Re: [PATCH v8 08/19] sched: Reject CPU affinity changes based on task_cpu_possible_mask()

From: Will Deacon
Date: Mon Jun 07 2021 - 18:44:04 EST


On Fri, Jun 04, 2021 at 06:11:52PM +0100, Valentin Schneider wrote:
> On 02/06/21 17:47, Will Deacon wrote:
> > Reject explicit requests to change the affinity mask of a task via
> > set_cpus_allowed_ptr() if the requested mask is not a subset of the
> > mask returned by task_cpu_possible_mask(). This ensures that the
> > 'cpus_mask' for a given task cannot contain CPUs which are incapable of
> > executing it, except in cases where the affinity is forced.
> >
> > Reviewed-by: Quentin Perret <qperret@xxxxxxxxxx>
> > Signed-off-by: Will Deacon <will@xxxxxxxxxx>
>
> One comment/observation below, but regardless:
>
> Reviewed-by: Valentin Schneider <Valentin.Schneider@xxxxxxx>

Thanks!

> > diff --git a/kernel/sched/core.c b/kernel/sched/core.c
> > index 0c1b6f1a6c91..b23c7f0ab31a 100644
> > --- a/kernel/sched/core.c
> > +++ b/kernel/sched/core.c
> > @@ -2347,15 +2347,17 @@ static int __set_cpus_allowed_ptr(struct task_struct *p,
> > u32 flags)
> > {
> > const struct cpumask *cpu_valid_mask = cpu_active_mask;
> > + const struct cpumask *cpu_allowed_mask = task_cpu_possible_mask(p);
> > unsigned int dest_cpu;
> > struct rq_flags rf;
> > struct rq *rq;
> > int ret = 0;
> > + bool kthread = p->flags & PF_KTHREAD;
> >
> > rq = task_rq_lock(p, &rf);
> > update_rq_clock(rq);
> >
> > - if (p->flags & PF_KTHREAD || is_migration_disabled(p)) {
> > + if (kthread || is_migration_disabled(p)) {
> > /*
> > * Kernel threads are allowed on online && !active CPUs,
> > * however, during cpu-hot-unplug, even these might get pushed
> > @@ -2369,6 +2371,11 @@ static int __set_cpus_allowed_ptr(struct task_struct *p,
> > cpu_valid_mask = cpu_online_mask;
> > }
> >
> > + if (!kthread && !cpumask_subset(new_mask, cpu_allowed_mask)) {
> > + ret = -EINVAL;
> > + goto out;
> > + }
> > +
>
> IIUC this wouldn't be required if guarantee_online_cpus() couldn't build a
> mask that extends beyond task_cpu_possible_mask(p): if the new mask doesn't
> intersect with that possible mask, it means we're carrying an empty cpumask
> and the cpumask_any_and_distribute() below would return nr_cpu_ids, so we'd
> bail with -EINVAL.
>
> I don't really see a way around it though due to the expectations behind
> guarantee_online_cpus() :/

Mostly agreed.
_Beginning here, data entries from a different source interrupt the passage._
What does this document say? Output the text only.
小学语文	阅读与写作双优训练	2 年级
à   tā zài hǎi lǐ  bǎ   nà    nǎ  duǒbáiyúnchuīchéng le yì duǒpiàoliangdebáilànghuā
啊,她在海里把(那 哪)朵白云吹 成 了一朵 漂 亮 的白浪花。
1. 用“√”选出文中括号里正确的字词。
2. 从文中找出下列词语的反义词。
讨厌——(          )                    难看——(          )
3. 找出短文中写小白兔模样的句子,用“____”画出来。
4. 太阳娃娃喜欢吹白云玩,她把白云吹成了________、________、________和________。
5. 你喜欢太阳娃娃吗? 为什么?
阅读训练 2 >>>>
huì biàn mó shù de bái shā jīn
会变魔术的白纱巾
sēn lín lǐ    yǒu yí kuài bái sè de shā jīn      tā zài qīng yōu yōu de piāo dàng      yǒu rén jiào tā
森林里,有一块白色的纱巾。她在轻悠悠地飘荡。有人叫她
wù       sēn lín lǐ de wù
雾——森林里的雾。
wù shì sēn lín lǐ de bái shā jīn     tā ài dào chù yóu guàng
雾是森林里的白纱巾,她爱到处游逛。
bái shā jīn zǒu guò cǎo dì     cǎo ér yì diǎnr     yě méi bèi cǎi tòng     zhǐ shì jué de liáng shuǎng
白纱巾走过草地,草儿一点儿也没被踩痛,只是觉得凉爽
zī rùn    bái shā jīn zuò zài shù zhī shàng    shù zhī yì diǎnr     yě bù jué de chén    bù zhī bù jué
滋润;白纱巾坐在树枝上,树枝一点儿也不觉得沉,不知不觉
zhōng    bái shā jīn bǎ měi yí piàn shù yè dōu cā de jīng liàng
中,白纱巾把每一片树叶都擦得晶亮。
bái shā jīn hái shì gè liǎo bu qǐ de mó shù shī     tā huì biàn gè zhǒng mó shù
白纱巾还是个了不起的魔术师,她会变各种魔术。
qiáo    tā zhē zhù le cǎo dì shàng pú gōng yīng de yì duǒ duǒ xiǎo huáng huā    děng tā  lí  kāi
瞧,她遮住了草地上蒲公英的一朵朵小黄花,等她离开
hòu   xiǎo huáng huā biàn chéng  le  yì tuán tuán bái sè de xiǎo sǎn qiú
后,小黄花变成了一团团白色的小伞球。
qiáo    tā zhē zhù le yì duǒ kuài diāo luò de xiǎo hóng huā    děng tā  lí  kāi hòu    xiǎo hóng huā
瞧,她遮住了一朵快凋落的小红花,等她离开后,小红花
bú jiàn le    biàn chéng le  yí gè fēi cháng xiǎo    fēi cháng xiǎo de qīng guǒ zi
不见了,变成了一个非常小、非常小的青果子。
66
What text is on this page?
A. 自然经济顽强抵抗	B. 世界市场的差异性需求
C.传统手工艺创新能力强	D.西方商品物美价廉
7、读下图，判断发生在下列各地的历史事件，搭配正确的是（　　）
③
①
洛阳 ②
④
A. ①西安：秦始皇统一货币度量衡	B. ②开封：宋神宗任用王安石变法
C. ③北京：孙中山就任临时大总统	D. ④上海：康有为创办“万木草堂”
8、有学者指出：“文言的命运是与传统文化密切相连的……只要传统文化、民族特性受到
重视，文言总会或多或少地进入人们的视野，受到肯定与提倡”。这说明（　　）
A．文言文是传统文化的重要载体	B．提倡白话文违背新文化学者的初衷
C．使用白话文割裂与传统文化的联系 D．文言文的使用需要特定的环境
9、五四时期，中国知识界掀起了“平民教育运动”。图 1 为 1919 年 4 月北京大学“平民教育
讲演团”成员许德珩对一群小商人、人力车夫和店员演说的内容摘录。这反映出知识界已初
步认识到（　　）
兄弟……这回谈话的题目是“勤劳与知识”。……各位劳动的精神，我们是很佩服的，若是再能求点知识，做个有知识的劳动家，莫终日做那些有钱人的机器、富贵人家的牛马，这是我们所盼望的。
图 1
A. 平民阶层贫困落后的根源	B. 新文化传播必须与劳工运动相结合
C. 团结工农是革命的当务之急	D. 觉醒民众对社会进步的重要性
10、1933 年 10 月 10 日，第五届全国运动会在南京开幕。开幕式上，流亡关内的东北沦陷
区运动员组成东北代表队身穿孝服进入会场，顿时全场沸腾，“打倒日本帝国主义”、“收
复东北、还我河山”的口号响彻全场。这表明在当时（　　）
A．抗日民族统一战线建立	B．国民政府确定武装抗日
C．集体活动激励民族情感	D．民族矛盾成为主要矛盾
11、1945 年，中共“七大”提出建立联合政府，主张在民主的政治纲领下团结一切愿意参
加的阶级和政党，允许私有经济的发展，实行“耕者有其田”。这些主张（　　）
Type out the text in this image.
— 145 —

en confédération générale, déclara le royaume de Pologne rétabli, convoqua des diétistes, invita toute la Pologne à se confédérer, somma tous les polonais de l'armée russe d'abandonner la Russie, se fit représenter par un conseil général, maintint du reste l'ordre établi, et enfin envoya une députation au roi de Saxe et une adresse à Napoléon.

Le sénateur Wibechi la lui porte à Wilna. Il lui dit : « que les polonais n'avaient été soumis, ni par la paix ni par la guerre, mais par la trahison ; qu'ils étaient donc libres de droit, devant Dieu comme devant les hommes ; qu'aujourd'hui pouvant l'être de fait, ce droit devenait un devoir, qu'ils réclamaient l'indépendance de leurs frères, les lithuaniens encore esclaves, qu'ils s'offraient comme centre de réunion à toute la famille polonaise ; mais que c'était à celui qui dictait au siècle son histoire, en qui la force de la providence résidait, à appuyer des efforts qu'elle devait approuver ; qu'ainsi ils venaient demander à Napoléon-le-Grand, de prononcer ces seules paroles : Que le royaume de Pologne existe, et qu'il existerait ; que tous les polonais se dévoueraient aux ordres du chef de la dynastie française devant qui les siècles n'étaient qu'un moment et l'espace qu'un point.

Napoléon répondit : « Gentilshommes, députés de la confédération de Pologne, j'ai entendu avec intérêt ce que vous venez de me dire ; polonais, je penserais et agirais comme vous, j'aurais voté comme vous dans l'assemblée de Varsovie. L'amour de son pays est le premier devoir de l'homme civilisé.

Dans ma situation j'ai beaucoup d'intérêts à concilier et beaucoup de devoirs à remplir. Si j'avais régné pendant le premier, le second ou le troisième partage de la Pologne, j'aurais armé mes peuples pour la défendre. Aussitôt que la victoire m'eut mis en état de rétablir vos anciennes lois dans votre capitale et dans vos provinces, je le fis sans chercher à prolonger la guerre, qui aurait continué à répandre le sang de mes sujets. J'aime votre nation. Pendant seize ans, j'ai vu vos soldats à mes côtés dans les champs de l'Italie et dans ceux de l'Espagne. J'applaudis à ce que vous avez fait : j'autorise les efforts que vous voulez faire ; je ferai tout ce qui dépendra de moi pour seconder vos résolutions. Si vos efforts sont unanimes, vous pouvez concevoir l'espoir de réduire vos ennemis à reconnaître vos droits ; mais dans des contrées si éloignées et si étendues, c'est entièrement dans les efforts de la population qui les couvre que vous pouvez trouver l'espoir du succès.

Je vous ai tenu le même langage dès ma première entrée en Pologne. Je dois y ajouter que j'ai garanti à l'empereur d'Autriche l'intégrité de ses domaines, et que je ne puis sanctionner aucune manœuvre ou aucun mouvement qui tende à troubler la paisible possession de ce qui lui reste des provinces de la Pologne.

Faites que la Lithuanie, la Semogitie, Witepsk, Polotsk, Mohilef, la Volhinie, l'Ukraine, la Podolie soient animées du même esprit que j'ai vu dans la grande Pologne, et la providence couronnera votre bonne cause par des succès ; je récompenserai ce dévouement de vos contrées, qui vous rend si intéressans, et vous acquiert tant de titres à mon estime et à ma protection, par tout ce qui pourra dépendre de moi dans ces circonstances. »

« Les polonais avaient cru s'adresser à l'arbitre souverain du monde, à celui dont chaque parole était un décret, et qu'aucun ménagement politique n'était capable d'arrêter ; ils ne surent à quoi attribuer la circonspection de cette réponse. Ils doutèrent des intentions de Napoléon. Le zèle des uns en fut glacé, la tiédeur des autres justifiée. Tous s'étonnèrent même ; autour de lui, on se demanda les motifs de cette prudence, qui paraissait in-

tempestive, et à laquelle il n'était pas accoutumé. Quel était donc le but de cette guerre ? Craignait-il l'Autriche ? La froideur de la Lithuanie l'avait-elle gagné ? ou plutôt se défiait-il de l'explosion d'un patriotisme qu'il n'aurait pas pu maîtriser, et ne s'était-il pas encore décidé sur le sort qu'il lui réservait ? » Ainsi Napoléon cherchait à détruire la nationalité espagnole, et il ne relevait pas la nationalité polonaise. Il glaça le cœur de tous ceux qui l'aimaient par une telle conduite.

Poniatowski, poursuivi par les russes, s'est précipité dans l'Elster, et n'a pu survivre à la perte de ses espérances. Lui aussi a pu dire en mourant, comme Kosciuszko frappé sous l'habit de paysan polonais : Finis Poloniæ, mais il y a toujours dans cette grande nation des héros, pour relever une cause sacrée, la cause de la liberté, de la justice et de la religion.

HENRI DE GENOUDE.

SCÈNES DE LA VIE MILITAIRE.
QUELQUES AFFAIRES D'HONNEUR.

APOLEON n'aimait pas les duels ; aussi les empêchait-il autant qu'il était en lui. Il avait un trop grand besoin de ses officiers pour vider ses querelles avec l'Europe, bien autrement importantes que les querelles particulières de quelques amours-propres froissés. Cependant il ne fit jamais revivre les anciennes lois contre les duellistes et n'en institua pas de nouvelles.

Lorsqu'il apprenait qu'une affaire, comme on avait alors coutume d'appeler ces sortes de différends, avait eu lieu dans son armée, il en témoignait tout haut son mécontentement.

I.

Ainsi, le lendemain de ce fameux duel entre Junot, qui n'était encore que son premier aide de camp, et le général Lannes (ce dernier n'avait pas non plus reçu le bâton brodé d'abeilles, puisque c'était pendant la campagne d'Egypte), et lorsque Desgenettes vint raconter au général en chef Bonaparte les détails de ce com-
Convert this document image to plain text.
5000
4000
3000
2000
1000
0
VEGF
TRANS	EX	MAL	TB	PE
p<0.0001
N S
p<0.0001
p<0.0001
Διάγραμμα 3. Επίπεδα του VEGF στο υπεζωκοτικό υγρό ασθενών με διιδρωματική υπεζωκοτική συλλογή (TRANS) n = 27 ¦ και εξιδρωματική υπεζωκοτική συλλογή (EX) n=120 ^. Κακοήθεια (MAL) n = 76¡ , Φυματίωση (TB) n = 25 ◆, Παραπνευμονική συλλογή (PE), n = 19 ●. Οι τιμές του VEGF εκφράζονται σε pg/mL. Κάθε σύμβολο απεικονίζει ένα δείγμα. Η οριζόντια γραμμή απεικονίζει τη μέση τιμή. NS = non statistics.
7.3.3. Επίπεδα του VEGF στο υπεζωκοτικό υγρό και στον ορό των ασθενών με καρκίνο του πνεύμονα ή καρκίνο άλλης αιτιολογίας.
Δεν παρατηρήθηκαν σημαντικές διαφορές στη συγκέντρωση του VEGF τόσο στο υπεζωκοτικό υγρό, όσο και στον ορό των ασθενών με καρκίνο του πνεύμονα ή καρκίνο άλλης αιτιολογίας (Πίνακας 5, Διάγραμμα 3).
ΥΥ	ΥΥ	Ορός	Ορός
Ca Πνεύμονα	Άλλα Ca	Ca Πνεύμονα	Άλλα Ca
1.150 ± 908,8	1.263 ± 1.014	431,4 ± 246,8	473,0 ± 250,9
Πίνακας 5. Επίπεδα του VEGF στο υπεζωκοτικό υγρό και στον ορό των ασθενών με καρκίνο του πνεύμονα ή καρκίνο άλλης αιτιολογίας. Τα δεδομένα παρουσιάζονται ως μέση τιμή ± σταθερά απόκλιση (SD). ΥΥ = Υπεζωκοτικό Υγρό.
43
I started out hacking SCA and only then started knocking the
callers on the head. However, given how many callers there are for this
thing, I'm much more comfortable having the mask check there to ensure that
we return an error if the requested mask contains CPUs on which we're unable
to run, and yes, guarantee_online_cpus() is one such caller.

Will